Firms can enter with products developed in the past three years, except for the new technology-based business section, where innovation must be within the past year.

Five prizes were awarded with an overall prize of €10,000 and four awards of €5,000 for winners in each section.

These are: small business - open to groups employing fewer than 50 people; medium business - for companies with 50 to 250 staff; large business - employing more than 250 people; and new technology-based businesses.

Ulster Carpets won both the large business category and the overall award.

Mr Philip Irwin, sales and marketing director of Ulster Carpets, said the company was delighted.

"We have identified innovation as the only way in which we are going to prosper so it is great to get this kind of recognition," Mr Irwin said at the awards ceremony in Dublin yesterday.

The company's winning entry was a new form of carpet weaving which allows small quantities of custom-made carpets be designed for use in the home at a tenth of the usual price.

The new method of weaving not only makes custom-made carpets much cheaper, but it also increases the range of colours and designs from which clients can choose.

The judging panel was also impressed with the group's management and marketing processes which have evolved to meet the challenges of tougher conditions in its sector.

In the small-business section, Mayo-based Xonen Technologies emerged victorious.

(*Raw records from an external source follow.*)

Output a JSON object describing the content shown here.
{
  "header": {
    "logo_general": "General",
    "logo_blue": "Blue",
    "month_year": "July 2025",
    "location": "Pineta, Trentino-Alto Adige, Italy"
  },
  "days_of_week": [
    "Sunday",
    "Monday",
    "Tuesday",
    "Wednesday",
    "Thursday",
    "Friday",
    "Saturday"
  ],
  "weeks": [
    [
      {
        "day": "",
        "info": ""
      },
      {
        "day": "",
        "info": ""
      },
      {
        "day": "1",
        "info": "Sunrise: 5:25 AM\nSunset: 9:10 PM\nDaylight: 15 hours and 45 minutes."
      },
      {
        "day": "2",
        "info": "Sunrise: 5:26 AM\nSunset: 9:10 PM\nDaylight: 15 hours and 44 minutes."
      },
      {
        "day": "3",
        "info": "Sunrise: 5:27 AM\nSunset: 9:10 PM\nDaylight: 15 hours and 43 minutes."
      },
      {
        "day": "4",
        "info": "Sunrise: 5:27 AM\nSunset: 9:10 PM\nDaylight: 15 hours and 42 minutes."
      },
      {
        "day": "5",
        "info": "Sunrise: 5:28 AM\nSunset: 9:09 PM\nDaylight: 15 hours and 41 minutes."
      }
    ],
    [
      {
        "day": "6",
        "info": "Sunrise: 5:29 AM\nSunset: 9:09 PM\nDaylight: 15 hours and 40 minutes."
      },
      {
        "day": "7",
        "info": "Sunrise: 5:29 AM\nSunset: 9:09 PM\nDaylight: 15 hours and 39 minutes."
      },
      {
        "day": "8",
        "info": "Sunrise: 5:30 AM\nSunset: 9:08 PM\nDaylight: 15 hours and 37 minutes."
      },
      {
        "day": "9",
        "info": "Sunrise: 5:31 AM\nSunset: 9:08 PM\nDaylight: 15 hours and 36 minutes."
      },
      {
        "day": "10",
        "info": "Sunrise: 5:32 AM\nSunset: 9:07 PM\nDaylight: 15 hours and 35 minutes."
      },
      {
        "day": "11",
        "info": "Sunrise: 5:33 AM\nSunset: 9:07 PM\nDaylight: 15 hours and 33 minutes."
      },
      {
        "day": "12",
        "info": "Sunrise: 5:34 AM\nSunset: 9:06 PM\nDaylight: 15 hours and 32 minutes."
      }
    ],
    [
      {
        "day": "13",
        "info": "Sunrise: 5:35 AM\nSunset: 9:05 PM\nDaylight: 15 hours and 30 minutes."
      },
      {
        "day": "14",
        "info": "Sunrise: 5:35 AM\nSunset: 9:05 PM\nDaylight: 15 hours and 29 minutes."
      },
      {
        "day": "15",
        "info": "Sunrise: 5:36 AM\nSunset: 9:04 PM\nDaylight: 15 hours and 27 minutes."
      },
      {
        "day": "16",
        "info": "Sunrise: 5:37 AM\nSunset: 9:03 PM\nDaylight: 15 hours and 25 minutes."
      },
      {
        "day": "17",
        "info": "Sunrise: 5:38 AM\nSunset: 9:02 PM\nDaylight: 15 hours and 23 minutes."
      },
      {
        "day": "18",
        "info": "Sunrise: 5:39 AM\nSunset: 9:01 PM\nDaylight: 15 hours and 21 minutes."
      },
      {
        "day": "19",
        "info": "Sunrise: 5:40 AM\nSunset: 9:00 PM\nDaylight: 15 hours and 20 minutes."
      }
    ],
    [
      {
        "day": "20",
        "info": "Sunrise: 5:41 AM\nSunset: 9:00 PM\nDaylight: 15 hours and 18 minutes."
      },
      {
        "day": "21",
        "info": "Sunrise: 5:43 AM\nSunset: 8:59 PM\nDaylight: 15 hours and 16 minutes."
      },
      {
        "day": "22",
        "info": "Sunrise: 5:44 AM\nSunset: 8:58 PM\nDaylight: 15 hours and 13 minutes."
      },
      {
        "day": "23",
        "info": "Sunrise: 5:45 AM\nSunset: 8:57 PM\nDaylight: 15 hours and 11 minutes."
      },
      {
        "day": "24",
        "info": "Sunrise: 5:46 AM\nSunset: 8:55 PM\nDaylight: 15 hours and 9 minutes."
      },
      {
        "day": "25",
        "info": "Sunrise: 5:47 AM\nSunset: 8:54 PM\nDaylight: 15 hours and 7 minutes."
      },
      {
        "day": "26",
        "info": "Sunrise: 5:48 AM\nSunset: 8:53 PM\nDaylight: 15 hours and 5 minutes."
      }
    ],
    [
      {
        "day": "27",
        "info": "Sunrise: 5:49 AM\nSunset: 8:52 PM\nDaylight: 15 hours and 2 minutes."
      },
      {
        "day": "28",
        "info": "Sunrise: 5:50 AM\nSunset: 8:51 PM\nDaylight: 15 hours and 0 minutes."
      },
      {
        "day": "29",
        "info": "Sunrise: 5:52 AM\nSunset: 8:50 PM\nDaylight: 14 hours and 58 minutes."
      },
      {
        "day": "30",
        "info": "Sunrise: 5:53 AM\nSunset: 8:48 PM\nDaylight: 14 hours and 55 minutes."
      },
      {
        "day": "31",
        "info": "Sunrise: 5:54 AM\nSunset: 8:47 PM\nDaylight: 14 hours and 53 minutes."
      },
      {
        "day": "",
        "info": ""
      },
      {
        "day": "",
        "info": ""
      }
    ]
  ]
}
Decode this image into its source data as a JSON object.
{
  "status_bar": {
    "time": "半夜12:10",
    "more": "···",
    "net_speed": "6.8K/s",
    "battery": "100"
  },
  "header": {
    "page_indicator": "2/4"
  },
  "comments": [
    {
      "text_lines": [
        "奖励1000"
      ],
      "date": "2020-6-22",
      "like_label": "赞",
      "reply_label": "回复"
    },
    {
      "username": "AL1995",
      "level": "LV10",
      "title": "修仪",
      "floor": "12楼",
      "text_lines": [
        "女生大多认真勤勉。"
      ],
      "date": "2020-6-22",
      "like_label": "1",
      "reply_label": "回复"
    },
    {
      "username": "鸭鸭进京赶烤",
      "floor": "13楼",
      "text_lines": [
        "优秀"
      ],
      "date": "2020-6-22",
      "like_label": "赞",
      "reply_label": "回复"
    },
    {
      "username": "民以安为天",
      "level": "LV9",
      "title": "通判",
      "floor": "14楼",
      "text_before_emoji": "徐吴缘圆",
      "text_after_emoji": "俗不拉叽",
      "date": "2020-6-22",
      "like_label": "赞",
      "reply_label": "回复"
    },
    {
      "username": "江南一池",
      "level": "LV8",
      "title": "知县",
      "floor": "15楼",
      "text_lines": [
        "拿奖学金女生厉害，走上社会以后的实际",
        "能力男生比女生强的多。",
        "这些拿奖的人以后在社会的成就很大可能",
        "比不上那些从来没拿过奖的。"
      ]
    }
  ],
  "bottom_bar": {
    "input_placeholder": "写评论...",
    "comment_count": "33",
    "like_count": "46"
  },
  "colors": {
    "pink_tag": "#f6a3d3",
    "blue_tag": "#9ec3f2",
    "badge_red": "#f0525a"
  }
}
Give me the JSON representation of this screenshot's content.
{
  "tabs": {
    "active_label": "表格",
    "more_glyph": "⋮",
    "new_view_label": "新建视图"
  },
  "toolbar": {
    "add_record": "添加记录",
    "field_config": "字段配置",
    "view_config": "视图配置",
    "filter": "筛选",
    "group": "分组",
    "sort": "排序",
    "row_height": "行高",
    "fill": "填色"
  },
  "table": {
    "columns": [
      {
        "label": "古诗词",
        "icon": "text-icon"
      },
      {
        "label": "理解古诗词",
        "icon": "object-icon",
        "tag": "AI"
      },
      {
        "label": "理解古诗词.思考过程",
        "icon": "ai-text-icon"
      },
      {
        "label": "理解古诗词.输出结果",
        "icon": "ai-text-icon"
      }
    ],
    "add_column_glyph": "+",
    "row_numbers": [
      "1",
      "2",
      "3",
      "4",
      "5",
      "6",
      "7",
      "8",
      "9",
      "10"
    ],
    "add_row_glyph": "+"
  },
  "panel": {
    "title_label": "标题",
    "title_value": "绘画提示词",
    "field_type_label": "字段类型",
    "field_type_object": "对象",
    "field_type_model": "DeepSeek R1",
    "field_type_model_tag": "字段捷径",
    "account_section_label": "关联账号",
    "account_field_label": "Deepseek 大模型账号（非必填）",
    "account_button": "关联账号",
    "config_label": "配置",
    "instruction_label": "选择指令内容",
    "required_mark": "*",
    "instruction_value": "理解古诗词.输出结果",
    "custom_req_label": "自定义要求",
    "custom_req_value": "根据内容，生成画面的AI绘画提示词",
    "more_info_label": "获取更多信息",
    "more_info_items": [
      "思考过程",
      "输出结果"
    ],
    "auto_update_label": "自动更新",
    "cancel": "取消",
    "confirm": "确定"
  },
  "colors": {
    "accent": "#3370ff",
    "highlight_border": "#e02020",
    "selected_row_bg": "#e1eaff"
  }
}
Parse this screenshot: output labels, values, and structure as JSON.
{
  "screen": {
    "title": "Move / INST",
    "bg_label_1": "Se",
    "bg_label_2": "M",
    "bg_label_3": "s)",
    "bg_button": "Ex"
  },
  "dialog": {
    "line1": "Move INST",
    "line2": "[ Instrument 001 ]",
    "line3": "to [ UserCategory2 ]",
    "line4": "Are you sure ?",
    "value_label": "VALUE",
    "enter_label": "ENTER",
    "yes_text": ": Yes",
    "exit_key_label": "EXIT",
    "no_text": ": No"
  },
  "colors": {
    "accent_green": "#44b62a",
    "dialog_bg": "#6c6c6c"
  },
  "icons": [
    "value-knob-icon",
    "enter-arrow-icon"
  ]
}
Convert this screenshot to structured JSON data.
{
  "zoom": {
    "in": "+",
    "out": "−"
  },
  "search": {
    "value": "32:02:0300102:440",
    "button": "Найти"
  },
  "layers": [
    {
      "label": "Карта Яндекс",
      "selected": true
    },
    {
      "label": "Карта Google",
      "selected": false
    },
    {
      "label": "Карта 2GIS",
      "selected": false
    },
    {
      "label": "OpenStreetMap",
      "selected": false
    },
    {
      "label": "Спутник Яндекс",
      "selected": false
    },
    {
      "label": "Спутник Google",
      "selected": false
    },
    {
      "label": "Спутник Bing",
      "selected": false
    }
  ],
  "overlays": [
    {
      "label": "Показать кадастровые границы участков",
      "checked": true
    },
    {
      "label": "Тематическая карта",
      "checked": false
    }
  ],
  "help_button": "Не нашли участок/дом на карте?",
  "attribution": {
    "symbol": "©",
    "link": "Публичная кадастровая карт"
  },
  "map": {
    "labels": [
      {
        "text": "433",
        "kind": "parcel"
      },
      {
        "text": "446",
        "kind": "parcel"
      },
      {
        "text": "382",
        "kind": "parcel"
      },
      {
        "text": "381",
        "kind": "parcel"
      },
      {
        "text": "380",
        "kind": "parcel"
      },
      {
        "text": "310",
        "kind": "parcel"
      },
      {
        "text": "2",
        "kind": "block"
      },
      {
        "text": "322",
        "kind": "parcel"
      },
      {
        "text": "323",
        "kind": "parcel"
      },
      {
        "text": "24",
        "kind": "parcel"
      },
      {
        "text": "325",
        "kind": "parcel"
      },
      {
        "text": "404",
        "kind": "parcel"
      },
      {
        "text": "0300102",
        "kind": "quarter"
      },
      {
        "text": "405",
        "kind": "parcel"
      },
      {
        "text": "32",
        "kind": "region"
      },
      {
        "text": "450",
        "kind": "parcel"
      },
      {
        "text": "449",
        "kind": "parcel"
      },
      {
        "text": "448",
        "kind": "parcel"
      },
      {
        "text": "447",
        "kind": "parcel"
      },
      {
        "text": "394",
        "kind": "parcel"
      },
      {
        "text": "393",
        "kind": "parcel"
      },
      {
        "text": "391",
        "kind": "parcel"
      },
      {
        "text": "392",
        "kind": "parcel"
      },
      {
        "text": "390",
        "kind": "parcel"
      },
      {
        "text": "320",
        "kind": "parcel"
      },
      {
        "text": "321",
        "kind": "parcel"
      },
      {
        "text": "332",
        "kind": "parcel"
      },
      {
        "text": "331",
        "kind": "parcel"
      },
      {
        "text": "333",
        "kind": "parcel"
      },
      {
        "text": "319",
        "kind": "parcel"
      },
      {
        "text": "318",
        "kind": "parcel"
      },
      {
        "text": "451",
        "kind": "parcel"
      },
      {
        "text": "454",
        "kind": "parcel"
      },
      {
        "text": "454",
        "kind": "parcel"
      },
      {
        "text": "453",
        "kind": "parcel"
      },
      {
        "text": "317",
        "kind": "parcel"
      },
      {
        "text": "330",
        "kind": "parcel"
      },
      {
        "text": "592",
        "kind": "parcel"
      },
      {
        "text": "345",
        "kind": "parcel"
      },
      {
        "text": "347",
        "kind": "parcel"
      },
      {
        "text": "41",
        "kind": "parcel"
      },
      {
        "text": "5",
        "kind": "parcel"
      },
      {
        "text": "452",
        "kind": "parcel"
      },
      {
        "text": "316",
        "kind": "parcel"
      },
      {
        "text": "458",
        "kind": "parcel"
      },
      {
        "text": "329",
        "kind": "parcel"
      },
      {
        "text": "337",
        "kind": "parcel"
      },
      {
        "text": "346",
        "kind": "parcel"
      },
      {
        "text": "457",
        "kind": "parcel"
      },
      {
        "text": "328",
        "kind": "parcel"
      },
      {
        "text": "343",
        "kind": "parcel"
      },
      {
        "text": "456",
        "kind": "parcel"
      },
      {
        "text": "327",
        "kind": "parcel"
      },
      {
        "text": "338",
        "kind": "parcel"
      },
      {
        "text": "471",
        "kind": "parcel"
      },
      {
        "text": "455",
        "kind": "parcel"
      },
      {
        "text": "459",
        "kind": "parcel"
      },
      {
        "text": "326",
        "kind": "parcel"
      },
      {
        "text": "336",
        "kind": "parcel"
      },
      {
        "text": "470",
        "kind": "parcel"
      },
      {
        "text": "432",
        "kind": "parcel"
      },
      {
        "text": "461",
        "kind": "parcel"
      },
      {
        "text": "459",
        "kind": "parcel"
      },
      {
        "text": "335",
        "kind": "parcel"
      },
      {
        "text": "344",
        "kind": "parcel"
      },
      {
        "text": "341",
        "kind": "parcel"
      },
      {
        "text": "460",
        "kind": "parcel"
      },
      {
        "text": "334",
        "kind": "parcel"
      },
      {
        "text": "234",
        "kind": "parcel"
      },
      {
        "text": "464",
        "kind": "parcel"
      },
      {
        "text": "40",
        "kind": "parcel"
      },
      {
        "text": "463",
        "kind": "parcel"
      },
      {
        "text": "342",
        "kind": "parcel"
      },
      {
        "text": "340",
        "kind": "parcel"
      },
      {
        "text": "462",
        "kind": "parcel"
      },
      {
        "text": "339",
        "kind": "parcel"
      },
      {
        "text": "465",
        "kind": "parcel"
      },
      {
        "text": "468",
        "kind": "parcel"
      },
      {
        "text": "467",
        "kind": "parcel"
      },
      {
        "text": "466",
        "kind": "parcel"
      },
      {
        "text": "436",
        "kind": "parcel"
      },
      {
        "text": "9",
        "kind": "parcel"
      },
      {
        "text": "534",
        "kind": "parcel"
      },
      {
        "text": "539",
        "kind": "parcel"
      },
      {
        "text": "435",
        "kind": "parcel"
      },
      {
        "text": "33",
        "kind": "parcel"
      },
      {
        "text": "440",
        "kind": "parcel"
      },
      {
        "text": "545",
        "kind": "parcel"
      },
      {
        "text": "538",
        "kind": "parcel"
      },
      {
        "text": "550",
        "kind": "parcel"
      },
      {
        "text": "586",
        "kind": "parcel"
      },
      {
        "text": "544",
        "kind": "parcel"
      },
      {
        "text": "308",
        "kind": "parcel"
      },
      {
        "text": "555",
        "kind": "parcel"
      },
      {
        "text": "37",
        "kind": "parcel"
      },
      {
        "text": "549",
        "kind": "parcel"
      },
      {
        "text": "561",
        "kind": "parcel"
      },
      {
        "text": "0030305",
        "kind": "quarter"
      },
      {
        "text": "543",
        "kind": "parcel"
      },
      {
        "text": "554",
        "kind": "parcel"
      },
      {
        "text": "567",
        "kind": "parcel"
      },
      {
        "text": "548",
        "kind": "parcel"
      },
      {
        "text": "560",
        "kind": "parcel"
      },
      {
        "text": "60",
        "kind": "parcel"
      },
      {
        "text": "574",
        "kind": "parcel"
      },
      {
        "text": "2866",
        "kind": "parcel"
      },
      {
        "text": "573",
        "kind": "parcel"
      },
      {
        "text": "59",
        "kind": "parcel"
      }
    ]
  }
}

The company's new QUAD technology allows the manufacture of higher grade CDs and DVDs than those currently on the market.

Xonen founder and chief executive Mr John Quinn said the group intended to more than treble its workforce in the next year from 20 to 70. "In our game it can be a lonely life so it's great to get an award like this," he said.

Connaught Electronics was joint winner, along with Schrader Electronics, of the medium-sized business category.

Schrader won for its development of a new valve which sits inside a tyre and notifies a vehicle's driver if tyre pressure is unbalanced.

The technology will be compulsory on all new cars in the US from next year, representing a major breakthrough for the Antrim firm.

Connaught's winning entry was new microwave sensor technology which eradicates false alarms on car alarms.

Managing director Mr Joe McBreen said Connaught, a Tuam-based firm, has been operating for more than 20 years.

The new technology was devised after its clients said they were no longer happy with traditional anti-intrusion technology in cars, he said.

"One of the big problems with alarms is that you simply get a lot of false alarms. The software in our product stops that."

The new technology award was also shared by two companies: Wilde Technologies and Fusion Antibodies.

Dublin-based Wilde Technologies has produced software that enables software professionals to develop systems that can be much more easily changed by companies to suit their needs.

Fusion Antibodies is a Belfast company which has developed therapeutic antibodies to treat cancer and to characterise human genes.